As the author of several books on video games, Flanagan has pursued more creative interpretations of digital culture, such as creating games for social change or addressing social issues — which she believes to be exactly what the joystick he does.

Being presented as a Guinness World Record came as a big shock to Flanagan, who hoped to “produce a childlike scale” and “generate discussion and group play,” according to the Book of Records.

Her goal, she said, in addition to bringing people together, was to make them strange parts of their daily lives.

“There’s something we can all benefit from with artists’ approaches to pop culture, fun things around us, and kind of opening our eyes to new ways of seeing something that’s really familiar,” she said.

Flanagan noted that the joystick it’s not tied to a particular generation, especially when you consider how niche and popular some older video games have recently become. She linked this phenomenon to classic cars, which entered the market, although few people drive them anymore.

But everyone, she admitted, misses playing their first video game.

“It doesn’t matter if it’s ‘World of Warcraft’, ‘Fortnite’, ‘Candy Crush’ or whatever your relationship to the game is. It opens them up to a new way of being in the world, and people remember those moments where they relate to their game, and that’s kind of romantic,” Flanagan said.
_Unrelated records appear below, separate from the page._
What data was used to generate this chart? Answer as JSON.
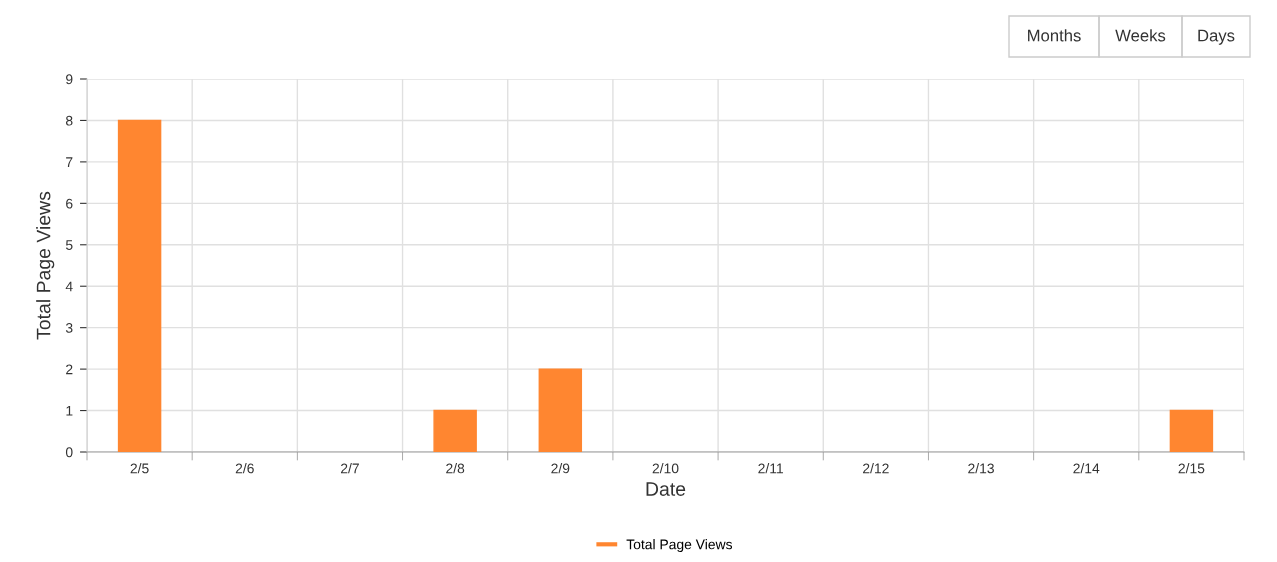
{
  "chart_data": {
    "type": "bar",
    "xlabel": "Date",
    "ylabel": "Total Page Views",
    "categories": [
      "2/5",
      "2/6",
      "2/7",
      "2/8",
      "2/9",
      "2/10",
      "2/11",
      "2/12",
      "2/13",
      "2/14",
      "2/15"
    ],
    "series": [
      {
        "name": "Total Page Views",
        "color": "#ff8630",
        "values": [
          8,
          0,
          0,
          1,
          2,
          0,
          0,
          0,
          0,
          0,
          1
        ]
      }
    ],
    "ylim": [
      0,
      9
    ],
    "yticks": [
      0,
      1,
      2,
      3,
      4,
      5,
      6,
      7,
      8,
      9
    ],
    "grid": true,
    "legend": "bottom",
    "annotations": [
      "Months",
      "Weeks",
      "Days"
    ]
  }
}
Flanagan is currently working on a “feminist artificial intelligence” project that is trained solely in the work of female artists to explore biases in algorithms. She hopes that through her joystick and current projects, video games and their modifications can be crucial tools for stimulating meaningful interaction.

“The games themselves are almost like little universes, and we can invent possible futures in them,” she said. “It’s my hope that maybe we can feel optimistic about the game and maybe break some barriers and stick together.”